Art Meets Science and Goes to the Movies

UO sophomore pursues a unique vision, combining cinema studies and physics

Sophomore Jordyn Roach says she is inspired by Intel Corporation’s holographic whale.

The computer-generated, life-size whale made its debut at the 2014 Consumer Electronics Show in Las Vegas—a 3-D projection of an undulating behemoth that “flew” over the assembled audience.

This is an example, says Roach, of how she might someday use the skills she acquires in her unusual double major: cinema studies and physics.

The cinematic field of computer-generated imagery (CGI), for instance, is a natural career path for someone inclined to both artistic expression and scientific discovery. After all, “cinema is story plus image,” said Roach. In physics, she is particularly interested in optics, a subfield with special relevance to film.

Roach is both an award-winning filmmaker and a talented physics student. She is one of only two young women in her upper-division physics class, but she is also quick to point out that filmmaking is another field where women are underrepresented, especially in leadership roles. Only one female film director, for instance, has received Oscar recognition for best director.

“These are both fields with a strong lack of women,” she said.

For her creative work, Roach has been honored two years in a row at the Girls Impact the World (GITW) Film Festival, sponsored by the Harvard College Social Innovation Collaborative and a nonprofit called Connecther.

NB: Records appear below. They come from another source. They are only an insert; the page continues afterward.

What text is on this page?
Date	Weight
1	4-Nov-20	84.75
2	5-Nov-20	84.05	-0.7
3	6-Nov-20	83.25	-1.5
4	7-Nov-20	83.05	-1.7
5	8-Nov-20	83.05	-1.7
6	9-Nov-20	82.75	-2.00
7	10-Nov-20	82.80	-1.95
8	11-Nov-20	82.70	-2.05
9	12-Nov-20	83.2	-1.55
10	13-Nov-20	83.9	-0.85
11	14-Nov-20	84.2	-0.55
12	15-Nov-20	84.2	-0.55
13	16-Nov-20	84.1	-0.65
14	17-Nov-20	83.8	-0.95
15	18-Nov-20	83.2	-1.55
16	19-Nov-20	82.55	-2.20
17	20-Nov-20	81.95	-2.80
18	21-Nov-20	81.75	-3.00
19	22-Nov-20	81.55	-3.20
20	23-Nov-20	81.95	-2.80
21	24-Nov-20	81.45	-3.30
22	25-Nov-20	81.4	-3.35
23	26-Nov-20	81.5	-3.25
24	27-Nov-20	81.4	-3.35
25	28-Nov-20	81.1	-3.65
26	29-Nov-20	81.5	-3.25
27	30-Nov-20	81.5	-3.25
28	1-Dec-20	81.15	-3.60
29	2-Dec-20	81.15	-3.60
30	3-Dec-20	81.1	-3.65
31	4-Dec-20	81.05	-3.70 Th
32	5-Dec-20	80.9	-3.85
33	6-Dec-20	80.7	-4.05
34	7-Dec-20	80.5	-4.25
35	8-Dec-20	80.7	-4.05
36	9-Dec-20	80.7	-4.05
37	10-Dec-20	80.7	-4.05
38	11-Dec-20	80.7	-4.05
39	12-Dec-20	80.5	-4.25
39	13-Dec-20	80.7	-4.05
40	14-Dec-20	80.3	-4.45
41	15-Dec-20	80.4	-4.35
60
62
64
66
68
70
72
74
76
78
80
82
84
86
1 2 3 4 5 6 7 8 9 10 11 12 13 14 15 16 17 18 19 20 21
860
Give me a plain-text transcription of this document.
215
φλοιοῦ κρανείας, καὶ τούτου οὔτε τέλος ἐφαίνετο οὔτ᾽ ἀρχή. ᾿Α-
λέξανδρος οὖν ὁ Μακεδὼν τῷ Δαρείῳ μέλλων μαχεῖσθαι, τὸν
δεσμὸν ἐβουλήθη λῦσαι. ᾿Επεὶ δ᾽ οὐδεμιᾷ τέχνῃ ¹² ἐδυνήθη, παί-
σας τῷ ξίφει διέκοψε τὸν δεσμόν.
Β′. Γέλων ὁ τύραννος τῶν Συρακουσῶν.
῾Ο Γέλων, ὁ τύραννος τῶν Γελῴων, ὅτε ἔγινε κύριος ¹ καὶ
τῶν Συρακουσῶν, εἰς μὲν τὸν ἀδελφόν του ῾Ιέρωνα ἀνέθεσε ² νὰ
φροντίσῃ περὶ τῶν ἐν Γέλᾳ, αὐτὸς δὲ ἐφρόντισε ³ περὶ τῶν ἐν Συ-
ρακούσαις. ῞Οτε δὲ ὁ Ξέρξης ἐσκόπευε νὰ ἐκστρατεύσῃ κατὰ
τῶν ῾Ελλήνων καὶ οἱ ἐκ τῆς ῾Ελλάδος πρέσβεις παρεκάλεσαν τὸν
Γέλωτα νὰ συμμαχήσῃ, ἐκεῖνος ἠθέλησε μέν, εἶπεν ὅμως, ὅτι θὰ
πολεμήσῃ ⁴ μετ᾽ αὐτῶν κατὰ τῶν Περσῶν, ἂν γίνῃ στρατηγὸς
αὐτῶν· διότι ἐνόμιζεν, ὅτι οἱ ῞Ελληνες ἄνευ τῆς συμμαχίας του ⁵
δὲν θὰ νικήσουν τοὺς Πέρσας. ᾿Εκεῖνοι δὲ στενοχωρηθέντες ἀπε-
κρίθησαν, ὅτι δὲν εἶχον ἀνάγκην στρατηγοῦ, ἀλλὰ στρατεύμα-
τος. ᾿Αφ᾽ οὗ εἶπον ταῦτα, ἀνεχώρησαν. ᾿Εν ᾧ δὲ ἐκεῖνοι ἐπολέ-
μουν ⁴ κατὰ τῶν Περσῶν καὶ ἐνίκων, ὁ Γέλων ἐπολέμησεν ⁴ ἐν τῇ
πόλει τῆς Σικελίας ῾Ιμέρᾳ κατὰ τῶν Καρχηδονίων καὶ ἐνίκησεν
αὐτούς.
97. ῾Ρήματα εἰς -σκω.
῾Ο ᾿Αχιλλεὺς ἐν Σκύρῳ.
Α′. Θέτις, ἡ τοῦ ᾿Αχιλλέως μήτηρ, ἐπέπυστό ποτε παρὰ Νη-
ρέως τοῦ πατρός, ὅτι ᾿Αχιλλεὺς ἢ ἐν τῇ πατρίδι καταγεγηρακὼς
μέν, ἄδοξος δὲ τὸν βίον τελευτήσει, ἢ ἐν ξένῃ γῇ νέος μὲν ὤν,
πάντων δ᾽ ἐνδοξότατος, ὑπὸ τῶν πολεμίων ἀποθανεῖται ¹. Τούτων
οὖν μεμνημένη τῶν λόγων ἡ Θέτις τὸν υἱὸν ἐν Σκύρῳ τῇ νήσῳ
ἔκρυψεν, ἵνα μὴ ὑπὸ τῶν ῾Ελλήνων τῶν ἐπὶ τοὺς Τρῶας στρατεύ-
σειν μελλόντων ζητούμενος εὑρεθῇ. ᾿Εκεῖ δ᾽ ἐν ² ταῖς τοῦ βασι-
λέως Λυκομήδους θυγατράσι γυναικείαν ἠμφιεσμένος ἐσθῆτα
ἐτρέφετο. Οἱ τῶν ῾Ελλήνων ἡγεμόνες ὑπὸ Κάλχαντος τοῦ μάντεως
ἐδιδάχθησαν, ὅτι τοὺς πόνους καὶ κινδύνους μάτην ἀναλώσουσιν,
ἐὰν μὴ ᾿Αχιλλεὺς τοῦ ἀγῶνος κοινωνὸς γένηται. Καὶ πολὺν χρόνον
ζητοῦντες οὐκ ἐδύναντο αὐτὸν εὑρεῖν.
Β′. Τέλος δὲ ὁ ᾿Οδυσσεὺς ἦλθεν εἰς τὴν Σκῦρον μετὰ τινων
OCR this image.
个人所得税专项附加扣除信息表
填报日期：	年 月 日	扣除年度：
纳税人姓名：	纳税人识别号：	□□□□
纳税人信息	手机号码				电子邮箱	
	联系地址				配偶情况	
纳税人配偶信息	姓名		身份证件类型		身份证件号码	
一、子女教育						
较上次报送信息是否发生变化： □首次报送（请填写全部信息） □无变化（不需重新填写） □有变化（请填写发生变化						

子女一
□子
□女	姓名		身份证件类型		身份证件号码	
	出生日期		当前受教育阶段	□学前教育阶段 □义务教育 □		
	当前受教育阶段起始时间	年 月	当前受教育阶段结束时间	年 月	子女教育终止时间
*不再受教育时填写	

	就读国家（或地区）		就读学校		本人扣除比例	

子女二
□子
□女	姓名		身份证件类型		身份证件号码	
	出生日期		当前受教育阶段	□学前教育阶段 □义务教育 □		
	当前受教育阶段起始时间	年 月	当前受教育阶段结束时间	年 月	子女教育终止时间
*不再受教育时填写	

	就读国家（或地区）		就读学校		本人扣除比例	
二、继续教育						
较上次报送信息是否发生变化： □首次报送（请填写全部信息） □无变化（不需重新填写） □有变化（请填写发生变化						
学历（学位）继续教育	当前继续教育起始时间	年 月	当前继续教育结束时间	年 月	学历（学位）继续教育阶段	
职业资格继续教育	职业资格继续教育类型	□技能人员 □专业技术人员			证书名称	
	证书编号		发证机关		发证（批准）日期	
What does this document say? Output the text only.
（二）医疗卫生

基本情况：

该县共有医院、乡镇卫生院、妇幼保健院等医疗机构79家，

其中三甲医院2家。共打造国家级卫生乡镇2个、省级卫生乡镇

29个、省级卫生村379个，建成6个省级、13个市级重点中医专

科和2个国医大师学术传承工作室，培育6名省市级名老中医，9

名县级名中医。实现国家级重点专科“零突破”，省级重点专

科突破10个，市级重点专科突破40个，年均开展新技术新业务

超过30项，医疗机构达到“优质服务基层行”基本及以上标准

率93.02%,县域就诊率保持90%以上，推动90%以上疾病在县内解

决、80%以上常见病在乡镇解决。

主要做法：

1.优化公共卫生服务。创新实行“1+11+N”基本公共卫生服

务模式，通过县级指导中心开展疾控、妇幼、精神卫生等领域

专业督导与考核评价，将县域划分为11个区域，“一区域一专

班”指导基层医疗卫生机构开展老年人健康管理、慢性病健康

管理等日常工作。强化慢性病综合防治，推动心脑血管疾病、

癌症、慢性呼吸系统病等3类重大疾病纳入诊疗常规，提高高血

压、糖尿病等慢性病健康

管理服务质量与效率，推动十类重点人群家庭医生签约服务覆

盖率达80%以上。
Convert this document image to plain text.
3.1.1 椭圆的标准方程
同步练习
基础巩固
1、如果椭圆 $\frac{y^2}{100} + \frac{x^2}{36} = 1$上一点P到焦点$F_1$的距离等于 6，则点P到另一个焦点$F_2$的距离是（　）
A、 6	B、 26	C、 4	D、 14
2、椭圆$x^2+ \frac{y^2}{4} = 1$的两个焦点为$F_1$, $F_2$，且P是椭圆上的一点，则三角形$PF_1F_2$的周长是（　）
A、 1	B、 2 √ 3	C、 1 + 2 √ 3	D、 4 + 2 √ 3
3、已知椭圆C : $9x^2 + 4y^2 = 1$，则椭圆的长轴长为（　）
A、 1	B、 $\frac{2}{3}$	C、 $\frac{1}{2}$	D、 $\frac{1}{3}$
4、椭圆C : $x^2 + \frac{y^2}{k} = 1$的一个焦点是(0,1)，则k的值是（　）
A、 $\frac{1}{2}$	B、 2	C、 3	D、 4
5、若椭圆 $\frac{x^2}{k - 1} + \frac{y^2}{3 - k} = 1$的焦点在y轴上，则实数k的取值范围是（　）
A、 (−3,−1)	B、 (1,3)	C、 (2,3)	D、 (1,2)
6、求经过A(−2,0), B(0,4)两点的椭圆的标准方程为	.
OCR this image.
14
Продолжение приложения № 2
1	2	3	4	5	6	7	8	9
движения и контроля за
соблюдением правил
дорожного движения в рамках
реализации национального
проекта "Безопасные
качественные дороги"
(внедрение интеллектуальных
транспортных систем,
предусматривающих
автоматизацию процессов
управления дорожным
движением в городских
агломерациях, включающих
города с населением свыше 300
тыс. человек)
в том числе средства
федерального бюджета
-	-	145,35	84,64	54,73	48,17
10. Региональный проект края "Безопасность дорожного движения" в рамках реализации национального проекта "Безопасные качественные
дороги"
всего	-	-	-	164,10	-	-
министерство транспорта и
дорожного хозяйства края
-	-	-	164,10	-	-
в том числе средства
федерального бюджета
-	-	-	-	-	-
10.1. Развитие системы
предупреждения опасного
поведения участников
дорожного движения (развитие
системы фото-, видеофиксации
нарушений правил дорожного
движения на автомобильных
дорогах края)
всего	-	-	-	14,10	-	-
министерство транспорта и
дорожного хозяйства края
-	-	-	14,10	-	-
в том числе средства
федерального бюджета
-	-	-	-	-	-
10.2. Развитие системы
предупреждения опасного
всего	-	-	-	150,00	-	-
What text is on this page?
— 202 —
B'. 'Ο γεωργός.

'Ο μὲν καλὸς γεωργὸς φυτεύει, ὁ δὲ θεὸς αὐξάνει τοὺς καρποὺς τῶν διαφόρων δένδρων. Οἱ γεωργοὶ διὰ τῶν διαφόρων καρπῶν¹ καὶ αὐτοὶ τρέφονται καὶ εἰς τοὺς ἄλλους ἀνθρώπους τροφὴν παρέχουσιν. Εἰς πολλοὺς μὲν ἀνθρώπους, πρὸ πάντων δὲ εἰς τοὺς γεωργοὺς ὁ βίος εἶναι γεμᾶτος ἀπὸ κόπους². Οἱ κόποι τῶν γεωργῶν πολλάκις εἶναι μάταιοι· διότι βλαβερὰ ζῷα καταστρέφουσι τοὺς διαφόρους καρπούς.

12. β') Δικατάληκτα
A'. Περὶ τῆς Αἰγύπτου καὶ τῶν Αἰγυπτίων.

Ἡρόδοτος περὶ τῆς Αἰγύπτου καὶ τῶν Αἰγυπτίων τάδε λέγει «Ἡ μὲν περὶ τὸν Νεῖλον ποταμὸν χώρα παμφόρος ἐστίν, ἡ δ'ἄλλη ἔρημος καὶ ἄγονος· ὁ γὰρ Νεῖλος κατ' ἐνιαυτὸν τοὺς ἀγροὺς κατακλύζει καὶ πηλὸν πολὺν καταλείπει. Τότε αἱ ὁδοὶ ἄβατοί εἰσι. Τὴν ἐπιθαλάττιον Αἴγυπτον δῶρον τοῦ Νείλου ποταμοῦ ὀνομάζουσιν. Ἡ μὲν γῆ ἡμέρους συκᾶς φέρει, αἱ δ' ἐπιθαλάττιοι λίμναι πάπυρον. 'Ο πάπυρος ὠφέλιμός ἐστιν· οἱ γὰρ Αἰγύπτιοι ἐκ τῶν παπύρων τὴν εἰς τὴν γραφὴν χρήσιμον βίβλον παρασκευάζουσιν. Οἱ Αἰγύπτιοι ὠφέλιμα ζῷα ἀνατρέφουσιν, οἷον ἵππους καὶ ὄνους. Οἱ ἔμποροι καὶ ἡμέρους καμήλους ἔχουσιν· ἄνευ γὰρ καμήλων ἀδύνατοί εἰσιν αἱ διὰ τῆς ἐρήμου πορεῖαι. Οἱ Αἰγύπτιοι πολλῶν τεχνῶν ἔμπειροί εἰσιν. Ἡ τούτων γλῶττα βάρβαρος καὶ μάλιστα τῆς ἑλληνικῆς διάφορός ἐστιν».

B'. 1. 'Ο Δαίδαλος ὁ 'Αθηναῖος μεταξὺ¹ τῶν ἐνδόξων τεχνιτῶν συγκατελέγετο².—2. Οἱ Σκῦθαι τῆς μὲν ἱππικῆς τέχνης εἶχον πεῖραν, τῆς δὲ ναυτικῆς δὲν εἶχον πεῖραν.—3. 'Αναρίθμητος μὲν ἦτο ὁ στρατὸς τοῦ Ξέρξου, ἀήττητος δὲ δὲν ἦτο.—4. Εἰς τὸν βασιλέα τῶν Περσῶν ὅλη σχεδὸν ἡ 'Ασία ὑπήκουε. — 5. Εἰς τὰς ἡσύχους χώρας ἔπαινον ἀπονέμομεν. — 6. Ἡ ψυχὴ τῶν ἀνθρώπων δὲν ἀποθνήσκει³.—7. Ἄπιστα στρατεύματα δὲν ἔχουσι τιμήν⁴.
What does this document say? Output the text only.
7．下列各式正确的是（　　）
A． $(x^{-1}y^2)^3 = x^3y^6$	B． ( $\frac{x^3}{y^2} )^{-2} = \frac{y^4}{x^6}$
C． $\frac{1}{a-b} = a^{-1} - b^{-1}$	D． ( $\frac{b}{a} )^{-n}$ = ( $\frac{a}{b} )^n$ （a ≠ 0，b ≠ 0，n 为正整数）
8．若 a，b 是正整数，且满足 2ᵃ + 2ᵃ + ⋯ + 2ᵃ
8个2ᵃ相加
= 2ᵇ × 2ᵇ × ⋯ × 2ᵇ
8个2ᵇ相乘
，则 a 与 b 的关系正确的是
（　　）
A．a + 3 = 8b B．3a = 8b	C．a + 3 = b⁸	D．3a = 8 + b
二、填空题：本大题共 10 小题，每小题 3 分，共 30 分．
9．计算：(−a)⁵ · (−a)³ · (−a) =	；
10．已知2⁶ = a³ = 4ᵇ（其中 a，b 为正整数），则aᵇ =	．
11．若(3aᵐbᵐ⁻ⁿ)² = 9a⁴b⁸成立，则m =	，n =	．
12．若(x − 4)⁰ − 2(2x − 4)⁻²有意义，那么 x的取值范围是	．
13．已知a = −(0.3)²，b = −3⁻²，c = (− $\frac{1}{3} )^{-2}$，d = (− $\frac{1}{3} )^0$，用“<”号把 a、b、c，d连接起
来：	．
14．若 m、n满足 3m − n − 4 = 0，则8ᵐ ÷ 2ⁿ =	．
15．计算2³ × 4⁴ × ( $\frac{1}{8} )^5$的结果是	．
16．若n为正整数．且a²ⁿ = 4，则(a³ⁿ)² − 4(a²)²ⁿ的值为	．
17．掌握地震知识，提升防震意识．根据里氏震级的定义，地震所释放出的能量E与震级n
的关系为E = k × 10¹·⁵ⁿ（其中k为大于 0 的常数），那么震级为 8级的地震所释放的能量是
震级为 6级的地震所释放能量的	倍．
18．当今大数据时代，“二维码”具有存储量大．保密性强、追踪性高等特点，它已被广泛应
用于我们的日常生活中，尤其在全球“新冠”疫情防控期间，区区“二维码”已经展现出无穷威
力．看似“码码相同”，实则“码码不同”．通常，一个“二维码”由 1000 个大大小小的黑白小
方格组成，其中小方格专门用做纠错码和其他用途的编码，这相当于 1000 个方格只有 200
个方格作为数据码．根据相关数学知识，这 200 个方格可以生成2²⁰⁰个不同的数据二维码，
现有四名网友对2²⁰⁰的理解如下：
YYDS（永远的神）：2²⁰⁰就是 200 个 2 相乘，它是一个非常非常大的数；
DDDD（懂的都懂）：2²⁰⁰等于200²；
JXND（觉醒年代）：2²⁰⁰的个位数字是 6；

The festival invites high school and college students to submit three- to five-minute films that focus on global women’s issues.

In 2013, Roach won two GITW awards for her stop-action film “This Is a Girl,” which featured both her Claymation talents and the acting debut of two of her siblings (that’s her sister Skylar, above). The film, which creatively depicts the many obstacles women around the world face in overcoming poverty and discrimination, won third place overall and the Cisco Most Innovative Film Award, each of which earned her $1,000 scholarships.

Earlier this year, her short animated film “Broken Beauty,” which she describes as depicting “the media’s singular projection of beauty [as] an unreachable mirage,” won the Brave New Beauty Award at the 2014 festival, and this included a $2,500 scholarship.

Roach first became aware of the GITW festival while searching online for scholarship opportunities—but when she discovered GITW, it was just two weeks until the deadline for the 2013 event. She researched and produced “This Is a Girl” in a matter of days—a feat even more remarkable because she had never taken a course that provided her with the background and data for making a case for women’s education and self-determination. Instead, she assembled the facts on her own.

This fall, she will study animation in Prague and hopes later to have an internship in Tanzania to teach film skills, particularly to women whose stories might otherwise go untold. Her goal: “To give a voice to people who don’t have a voice.”

— Lisa Raleigh

Caption: An image from “This Is a Girl,” a stop-action film by sophomore Jordyn Roach.